Last week, I said that an important aspect of the lead measure is that it’s very easy to track. I keep a paper journal. And so I know that if I worked on the book on any given day, I’ll know that because I’ll list it as a completed task on the page for that day. But I don’t want to have to look back at past journal pages to know how I’m doing for the whole week. I need to know my current score at any time. So in the third discipline, we make sure that we build a compelling scoreboard that’s really in our face. Something that we see all of the time.

I need to make sure that I’m constantly aware of how many days of the week I’ve written and how many days are left.
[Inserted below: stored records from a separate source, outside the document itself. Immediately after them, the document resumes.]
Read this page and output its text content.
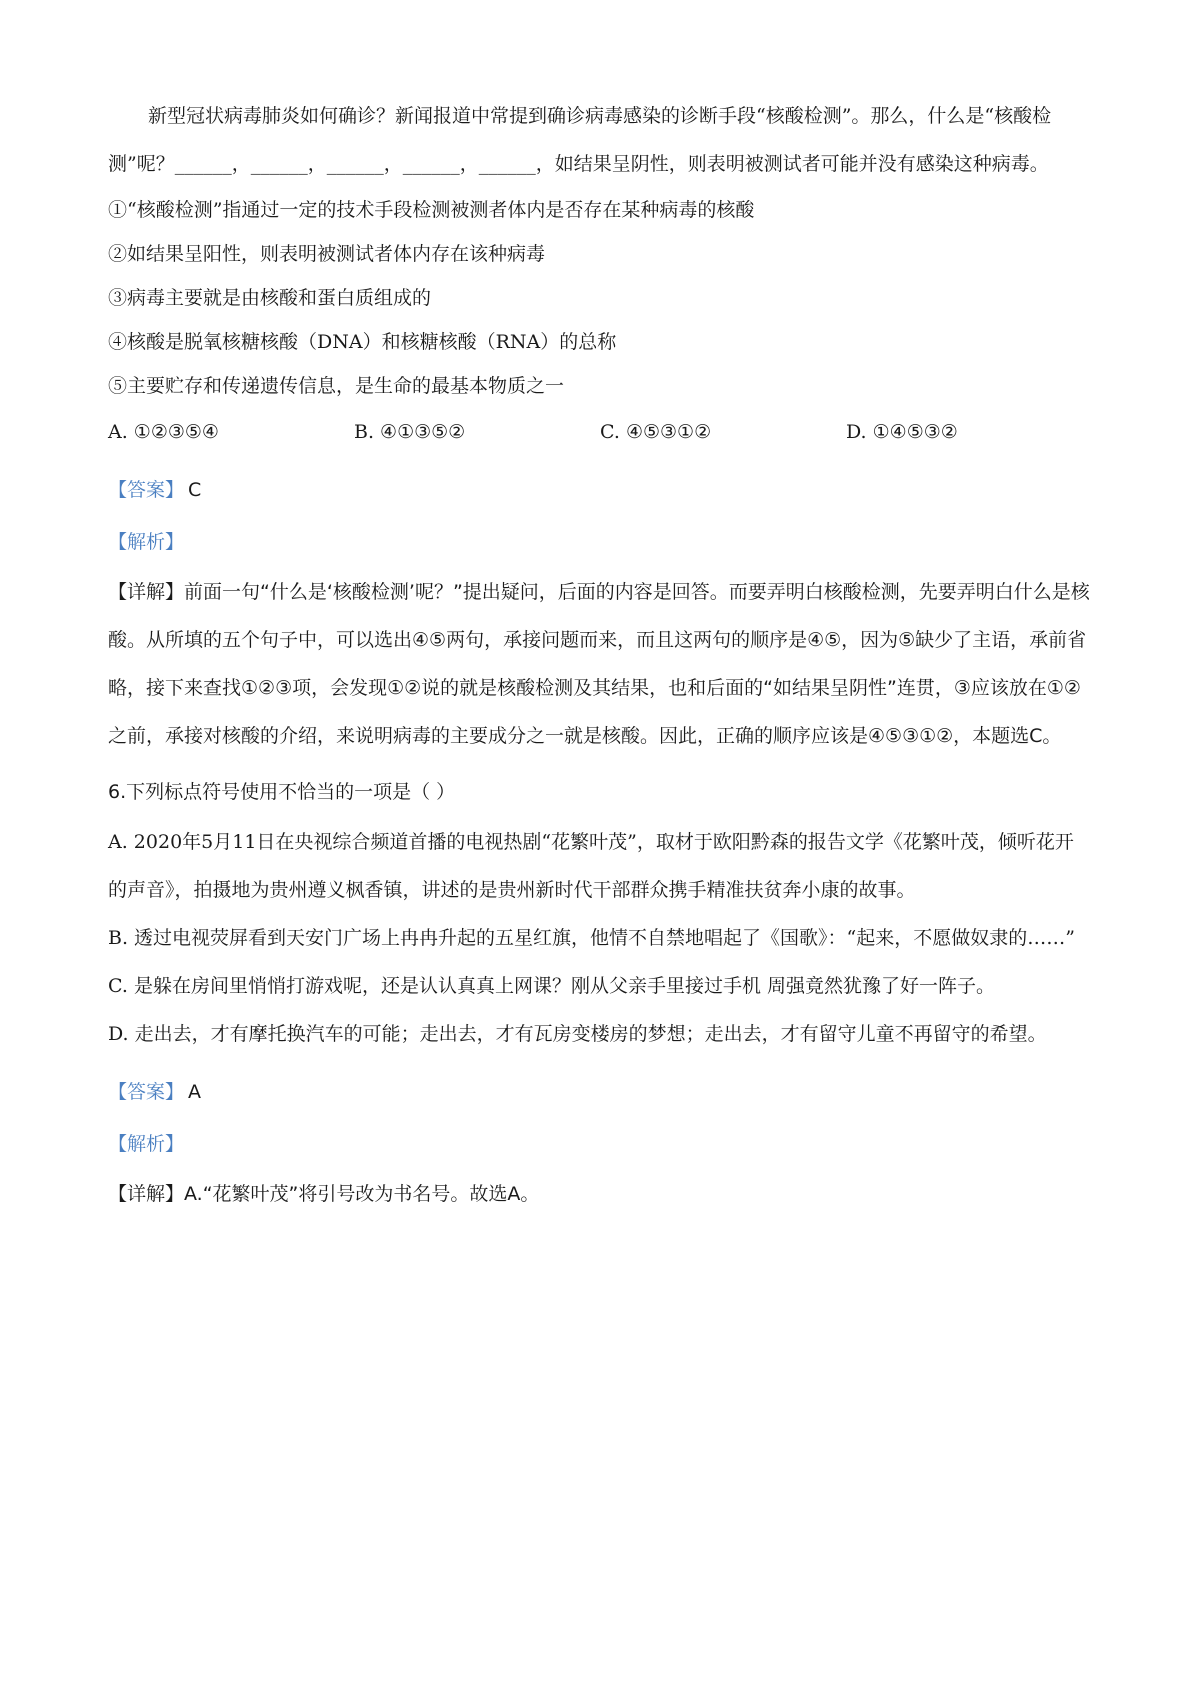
新型冠状病毒肺炎如何确诊？新闻报道中常提到确诊病毒感染的诊断手段“核酸检测”。那么，什么是“核酸检测”呢？______，______，______，______，______，如结果呈阴性，则表明被测试者可能并没有感染这种病毒。

①“核酸检测”指通过一定的技术手段检测被测者体内是否存在某种病毒的核酸

②如结果呈阳性，则表明被测试者体内存在该种病毒

③病毒主要就是由核酸和蛋白质组成的

④核酸是脱氧核糖核酸（DNA）和核糖核酸（RNA）的总称

⑤主要贮存和传递遗传信息，是生命的最基本物质之一

A. ①②③⑤④	B. ④①③⑤②	C. ④⑤③①②	D. ①④⑤③②

【答案】 C

【解析】

【详解】前面一句“什么是‘核酸检测’呢？”提出疑问，后面的内容是回答。而要弄明白核酸检测，先要弄明白什么是核酸。从所填的五个句子中，可以选出④⑤两句，承接问题而来，而且这两句的顺序是④⑤，因为⑤缺少了主语，承前省略，接下来查找①②③项，会发现①②说的就是核酸检测及其结果，也和后面的“如结果呈阴性”连贯，③应该放在①②之前，承接对核酸的介绍，来说明病毒的主要成分之一就是核酸。因此，正确的顺序应该是④⑤③①②，本题选C。

6.下列标点符号使用不恰当的一项是（ ）

A. 2020年5月11日在央视综合频道首播的电视热剧“花繁叶茂”，取材于欧阳黔森的报告文学《花繁叶茂，倾听花开的声音》，拍摄地为贵州遵义枫香镇，讲述的是贵州新时代干部群众携手精准扶贫奔小康的故事。

B. 透过电视荧屏看到天安门广场上冉冉升起的五星红旗，他情不自禁地唱起了《国歌》：“起来，不愿做奴隶的……”

C. 是躲在房间里悄悄打游戏呢，还是认认真真上网课？刚从父亲手里接过手机 周强竟然犹豫了好一阵子。

D. 走出去，才有摩托换汽车的可能；走出去，才有瓦房变楼房的梦想；走出去，才有留守儿童不再留守的希望。

【答案】 A

【解析】

【详解】A.“花繁叶茂”将引号改为书名号。故选A。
This information needs to be somewhere where I’ll see it and so it has a chance to motivate me to stay on track. That’s why having it buried in past journal pages just doesn’t work. The information is there, but I won’t see it naturally as just part of my day. I have to consciously go and look for it.
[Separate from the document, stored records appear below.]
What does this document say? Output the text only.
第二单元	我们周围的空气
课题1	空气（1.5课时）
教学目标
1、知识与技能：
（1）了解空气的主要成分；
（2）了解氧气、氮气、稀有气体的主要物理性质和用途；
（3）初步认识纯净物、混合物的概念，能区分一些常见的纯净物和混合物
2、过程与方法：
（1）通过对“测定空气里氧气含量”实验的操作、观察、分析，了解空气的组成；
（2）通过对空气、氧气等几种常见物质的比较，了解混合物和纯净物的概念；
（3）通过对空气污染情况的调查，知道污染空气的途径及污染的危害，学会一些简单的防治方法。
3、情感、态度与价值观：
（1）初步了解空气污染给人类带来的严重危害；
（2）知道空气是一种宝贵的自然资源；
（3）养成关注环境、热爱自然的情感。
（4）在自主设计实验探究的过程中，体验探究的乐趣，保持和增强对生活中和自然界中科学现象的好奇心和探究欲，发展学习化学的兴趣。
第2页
There are a lot of ways that you could make this scoreboard. You could make a physical one, like just put a post-it note on the side of your monitor or write it really big on a whiteboard that’s in your office. For me, having it either on my watch face or as a widget on my phone’s homepage would work best. There’s almost no way for me to avoid it. I’ll see it many times each day.

So I found an app for my iPhone that’s called Chronicling that does exactly what I need. I put a link to it in the show notes. It can show a widget on my homepage that has seven dots, one for each day of the week. The dot is gray until I write and then mark it done in the app. Each week I just try to light up five dots.
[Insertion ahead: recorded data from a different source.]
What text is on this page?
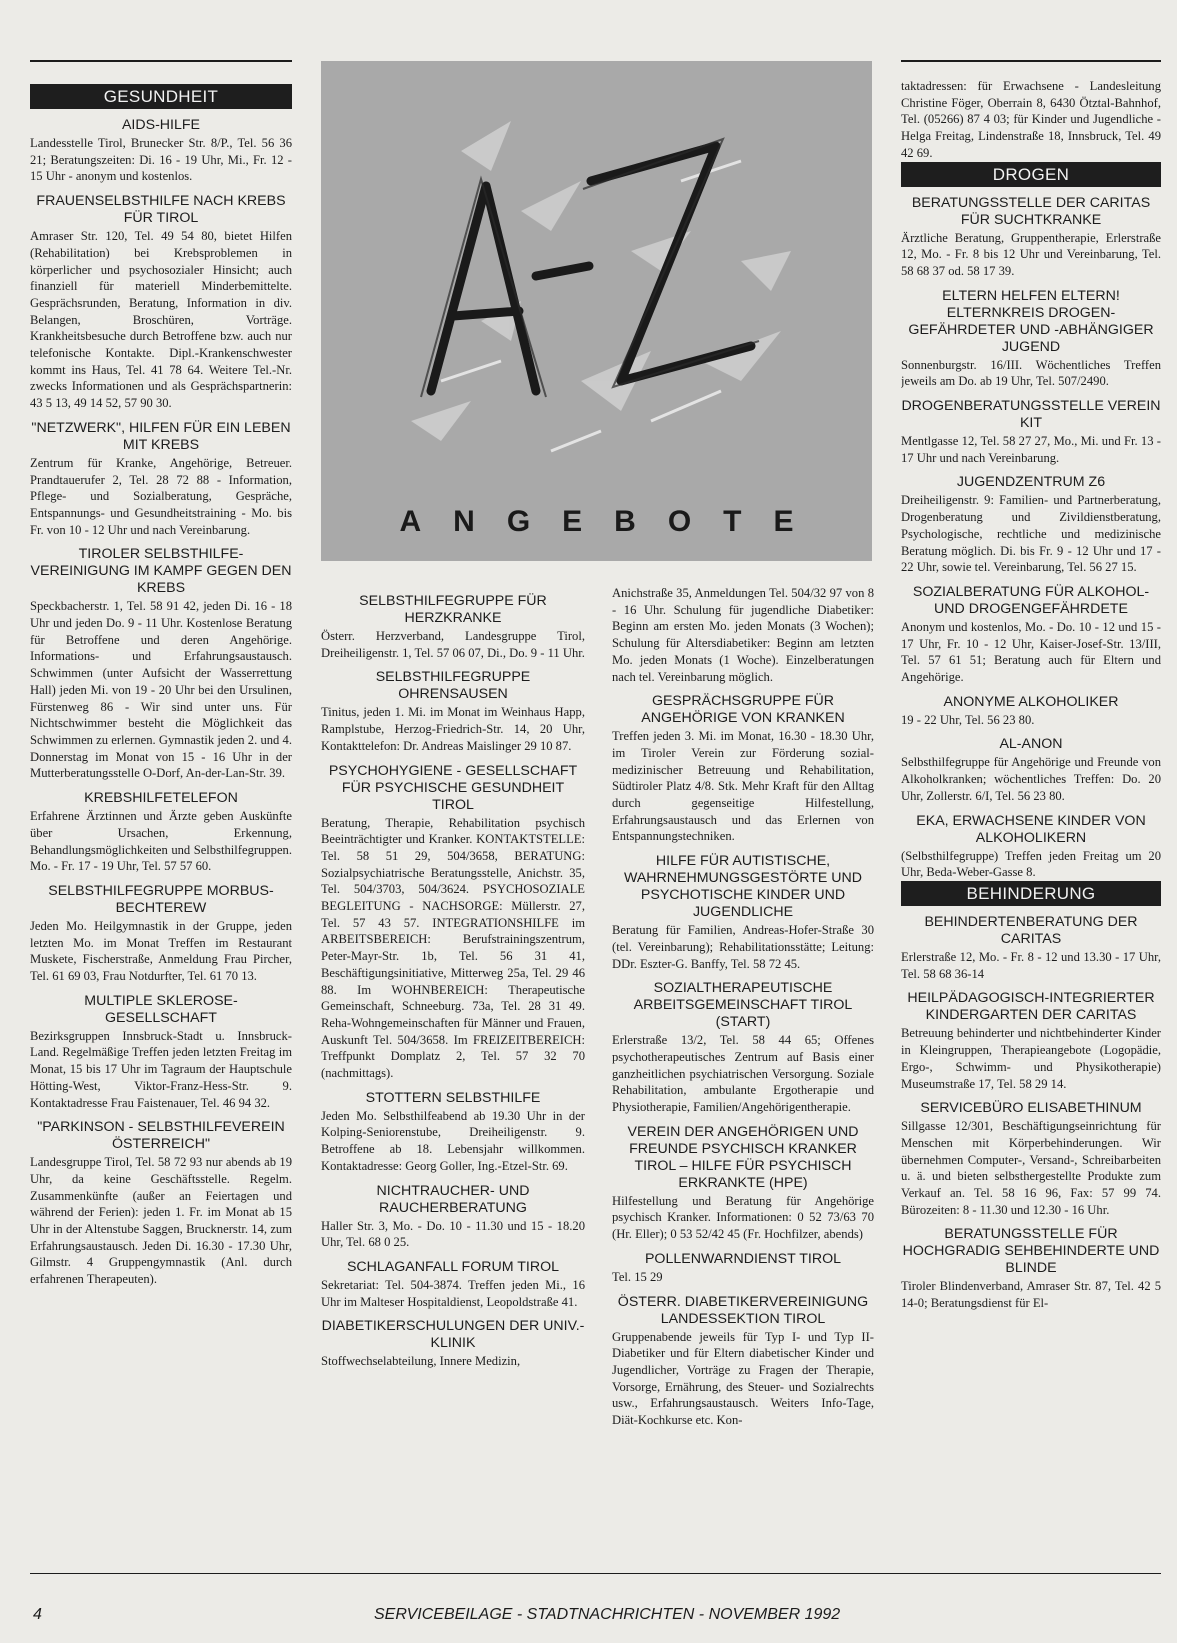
GESUNDHEIT
AIDS-HILFE
Landesstelle Tirol, Brunecker Str. 8/P., Tel. 56 36 21; Beratungszeiten: Di. 16 - 19 Uhr, Mi., Fr. 12 - 15 Uhr - anonym und kostenlos.
FRAUENSELBSTHILFE NACH KREBS FÜR TIROL
Amraser Str. 120, Tel. 49 54 80, bietet Hilfen (Rehabilitation) bei Krebsproblemen in körperlicher und psychosozialer Hinsicht; auch finanziell für materiell Minderbemittelte. Gesprächsrunden, Beratung, Information in div. Belangen, Broschüren, Vorträge. Krankheitsbesuche durch Betroffene bzw. auch nur telefonische Kontakte. Dipl.-Krankenschwester kommt ins Haus, Tel. 41 78 64. Weitere Tel.-Nr. zwecks Informationen und als Gesprächspartnerin: 43 5 13, 49 14 52, 57 90 30.
"NETZWERK", HILFEN FÜR EIN LEBEN MIT KREBS
Zentrum für Kranke, Angehörige, Betreuer. Prandtauerufer 2, Tel. 28 72 88 - Information, Pflege- und Sozialberatung, Gespräche, Entspannungs- und Gesundheitstraining - Mo. bis Fr. von 10 - 12 Uhr und nach Vereinbarung.
TIROLER SELBSTHILFE-VEREINIGUNG IM KAMPF GEGEN DEN KREBS
Speckbacherstr. 1, Tel. 58 91 42, jeden Di. 16 - 18 Uhr und jeden Do. 9 - 11 Uhr. Kostenlose Beratung für Betroffene und deren Angehörige. Informations- und Erfahrungsaustausch. Schwimmen (unter Aufsicht der Wasserrettung Hall) jeden Mi. von 19 - 20 Uhr bei den Ursulinen, Fürstenweg 86 - Wir sind unter uns. Für Nichtschwimmer besteht die Möglichkeit das Schwimmen zu erlernen. Gymnastik jeden 2. und 4. Donnerstag im Monat von 15 - 16 Uhr in der Mutterberatungsstelle O-Dorf, An-der-Lan-Str. 39.
KREBSHILFETELEFON
Erfahrene Ärztinnen und Ärzte geben Auskünfte über Ursachen, Erkennung, Behandlungsmöglichkeiten und Selbsthilfegruppen. Mo. - Fr. 17 - 19 Uhr, Tel. 57 57 60.
SELBSTHILFEGRUPPE MORBUS-BECHTEREW
Jeden Mo. Heilgymnastik in der Gruppe, jeden letzten Mo. im Monat Treffen im Restaurant Muskete, Fischerstraße, Anmeldung Frau Pircher, Tel. 61 69 03, Frau Notdurfter, Tel. 61 70 13.
MULTIPLE SKLEROSE-GESELLSCHAFT
Bezirksgruppen Innsbruck-Stadt u. Innsbruck-Land. Regelmäßige Treffen jeden letzten Freitag im Monat, 15 bis 17 Uhr im Tagraum der Hauptschule Hötting-West, Viktor-Franz-Hess-Str. 9. Kontaktadresse Frau Faistenauer, Tel. 46 94 32.
"PARKINSON - SELBSTHILFEVEREIN ÖSTERREICH"
Landesgruppe Tirol, Tel. 58 72 93 nur abends ab 19 Uhr, da keine Geschäftsstelle. Regelm. Zusammenkünfte (außer an Feiertagen und während der Ferien): jeden 1. Fr. im Monat ab 15 Uhr in der Altenstube Saggen, Brucknerstr. 14, zum Erfahrungsaustausch. Jeden Di. 16.30 - 17.30 Uhr, Gilmstr. 4 Gruppengymnastik (Anl. durch erfahrenen Therapeuten).
ANGEBOTE
SELBSTHILFEGRUPPE FÜR HERZKRANKE
Österr. Herzverband, Landesgruppe Tirol, Dreiheiligenstr. 1, Tel. 57 06 07, Di., Do. 9 - 11 Uhr.
SELBSTHILFEGRUPPE OHRENSAUSEN
Tinitus, jeden 1. Mi. im Monat im Weinhaus Happ, Ramplstube, Herzog-Friedrich-Str. 14, 20 Uhr, Kontakttelefon: Dr. Andreas Maislinger 29 10 87.
PSYCHOHYGIENE - GESELLSCHAFT FÜR PSYCHISCHE GESUNDHEIT TIROL
Beratung, Therapie, Rehabilitation psychisch Beeinträchtigter und Kranker. KONTAKTSTELLE: Tel. 58 51 29, 504/3658, BERATUNG: Sozialpsychiatrische Beratungsstelle, Anichstr. 35, Tel. 504/3703, 504/3624. PSYCHOSOZIALE BEGLEITUNG - NACHSORGE: Müllerstr. 27, Tel. 57 43 57. INTEGRATIONSHILFE im ARBEITSBEREICH: Berufstrainingszentrum, Peter-Mayr-Str. 1b, Tel. 56 31 41, Beschäftigungsinitiative, Mitterweg 25a, Tel. 29 46 88. Im WOHNBEREICH: Therapeutische Gemeinschaft, Schneeburg. 73a, Tel. 28 31 49. Reha-Wohngemeinschaften für Männer und Frauen, Auskunft Tel. 504/3658. Im FREIZEITBEREICH: Treffpunkt Domplatz 2, Tel. 57 32 70 (nachmittags).
STOTTERN SELBSTHILFE
Jeden Mo. Selbsthilfeabend ab 19.30 Uhr in der Kolping-Seniorenstube, Dreiheiligenstr. 9. Betroffene ab 18. Lebensjahr willkommen. Kontaktadresse: Georg Goller, Ing.-Etzel-Str. 69.
NICHTRAUCHER- UND RAUCHERBERATUNG
Haller Str. 3, Mo. - Do. 10 - 11.30 und 15 - 18.20 Uhr, Tel. 68 0 25.
SCHLAGANFALL FORUM TIROL
Sekretariat: Tel. 504-3874. Treffen jeden Mi., 16 Uhr im Malteser Hospitaldienst, Leopoldstraße 41.
DIABETIKERSCHULUNGEN DER UNIV.-KLINIK
Stoffwechselabteilung, Innere Medizin,
Anichstraße 35, Anmeldungen Tel. 504/32 97 von 8 - 16 Uhr. Schulung für jugendliche Diabetiker: Beginn am ersten Mo. jeden Monats (3 Wochen); Schulung für Altersdiabetiker: Beginn am letzten Mo. jeden Monats (1 Woche). Einzelberatungen nach tel. Vereinbarung möglich.
GESPRÄCHSGRUPPE FÜR ANGEHÖRIGE VON KRANKEN
Treffen jeden 3. Mi. im Monat, 16.30 - 18.30 Uhr, im Tiroler Verein zur Förderung sozial-medizinischer Betreuung und Rehabilitation, Südtiroler Platz 4/8. Stk. Mehr Kraft für den Alltag durch gegenseitige Hilfestellung, Erfahrungsaustausch und das Erlernen von Entspannungstechniken.
HILFE FÜR AUTISTISCHE, WAHRNEHMUNGSGESTÖRTE UND PSYCHOTISCHE KINDER UND JUGENDLICHE
Beratung für Familien, Andreas-Hofer-Straße 30 (tel. Vereinbarung); Rehabilitationsstätte; Leitung: DDr. Eszter-G. Banffy, Tel. 58 72 45.
SOZIALTHERAPEUTISCHE ARBEITSGEMEINSCHAFT TIROL (START)
Erlerstraße 13/2, Tel. 58 44 65; Offenes psychotherapeutisches Zentrum auf Basis einer ganzheitlichen psychiatrischen Versorgung. Soziale Rehabilitation, ambulante Ergotherapie und Physiotherapie, Familien/Angehörigentherapie.
VEREIN DER ANGEHÖRIGEN UND FREUNDE PSYCHISCH KRANKER TIROL – HILFE FÜR PSYCHISCH ERKRANKTE (HPE)
Hilfestellung und Beratung für Angehörige psychisch Kranker. Informationen: 0 52 73/63 70 (Hr. Eller); 0 53 52/42 45 (Fr. Hochfilzer, abends)
POLLENWARNDIENST TIROL
Tel. 15 29
ÖSTERR. DIABETIKERVEREINIGUNG LANDESSEKTION TIROL
Gruppenabende jeweils für Typ I- und Typ II-Diabetiker und für Eltern diabetischer Kinder und Jugendlicher, Vorträge zu Fragen der Therapie, Vorsorge, Ernährung, des Steuer- und Sozialrechts usw., Erfahrungsaustausch. Weiters Info-Tage, Diät-Kochkurse etc. Kon-
taktadressen: für Erwachsene - Landesleitung Christine Föger, Oberrain 8, 6430 Ötztal-Bahnhof, Tel. (05266) 87 4 03; für Kinder und Jugendliche - Helga Freitag, Lindenstraße 18, Innsbruck, Tel. 49 42 69.
DROGEN
BERATUNGSSTELLE DER CARITAS FÜR SUCHTKRANKE
Ärztliche Beratung, Gruppentherapie, Erlerstraße 12, Mo. - Fr. 8 bis 12 Uhr und Vereinbarung, Tel. 58 68 37 od. 58 17 39.
ELTERN HELFEN ELTERN! ELTERNKREIS DROGEN-GEFÄHRDETER UND -ABHÄNGIGER JUGEND
Sonnenburgstr. 16/III. Wöchentliches Treffen jeweils am Do. ab 19 Uhr, Tel. 507/2490.
DROGENBERATUNGSSTELLE VEREIN KIT
Mentlgasse 12, Tel. 58 27 27, Mo., Mi. und Fr. 13 - 17 Uhr und nach Vereinbarung.
JUGENDZENTRUM Z6
Dreiheiligenstr. 9: Familien- und Partnerberatung, Drogenberatung und Zivildienstberatung, Psychologische, rechtliche und medizinische Beratung möglich. Di. bis Fr. 9 - 12 Uhr und 17 - 22 Uhr, sowie tel. Vereinbarung, Tel. 56 27 15.
SOZIALBERATUNG FÜR ALKOHOL- UND DROGENGEFÄHRDETE
Anonym und kostenlos, Mo. - Do. 10 - 12 und 15 - 17 Uhr, Fr. 10 - 12 Uhr, Kaiser-Josef-Str. 13/III, Tel. 57 61 51; Beratung auch für Eltern und Angehörige.
ANONYME ALKOHOLIKER
19 - 22 Uhr, Tel. 56 23 80.
AL-ANON
Selbsthilfegruppe für Angehörige und Freunde von Alkoholkranken; wöchentliches Treffen: Do. 20 Uhr, Zollerstr. 6/I, Tel. 56 23 80.
EKA, ERWACHSENE KINDER VON ALKOHOLIKERN
(Selbsthilfegruppe) Treffen jeden Freitag um 20 Uhr, Beda-Weber-Gasse 8.
BEHINDERUNG
BEHINDERTENBERATUNG DER CARITAS
Erlerstraße 12, Mo. - Fr. 8 - 12 und 13.30 - 17 Uhr, Tel. 58 68 36-14
HEILPÄDAGOGISCH-INTEGRIERTER KINDERGARTEN DER CARITAS
Betreuung behinderter und nichtbehinderter Kinder in Kleingruppen, Therapieangebote (Logopädie, Ergo-, Schwimm- und Physikotherapie) Museumstraße 17, Tel. 58 29 14.
SERVICEBÜRO ELISABETHINUM
Sillgasse 12/301, Beschäftigungseinrichtung für Menschen mit Körperbehinderungen. Wir übernehmen Computer-, Versand-, Schreibarbeiten u. ä. und bieten selbsthergestellte Produkte zum Verkauf an. Tel. 58 16 96, Fax: 57 99 74. Bürozeiten: 8 - 11.30 und 12.30 - 16 Uhr.
BERATUNGSSTELLE FÜR HOCHGRADIG SEHBEHINDERTE UND BLINDE
Tiroler Blindenverband, Amraser Str. 87, Tel. 42 5 14-0; Beratungsdienst für El-
4	SERVICEBEILAGE - STADTNACHRICHTEN - NOVEMBER 1992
When ever I unlock my phone, I see how I’m doing on the week and if I’ve done it today. I can also see if I have any rest days to spare. I’m constantly aware of my current score for the week and it reminds me to set aside time to write.

If I haven’t written by midday, I’m usually trying to figure out how I can schedule an hour to do it later. Seeing the scoreboard makes it much more likely that I will achieve the lead measure. Like I said, I believe that achieving that lead measure continuously will eventually result in me publishing that book.

It’s not for sure though, and that’s what the fourth discipline is about which I’ll talk about in the next episode.

But if you’re playing along with this podcast and you’re working on a large form writing project and you’re also using the four disciplines, you’ve already defined goal, what your writing project is and critically when it will be done. You’ve also set up some kind of achievable weekly goal. Mine is to write five days a week, but do whatever makes sense for you.

Now set up a compelling scoreboard, something that tells you how you’re doing on your weekly goal. It can be something physical like a post-it note or a whiteboard. Or if you have an iPhone, I would look at the Chronicling app. Look for something that puts a widget on your homepage, not an app that you have to open up to see your score.

This has been Write While True, a podcast where we love infinite loops as long as they’re fun.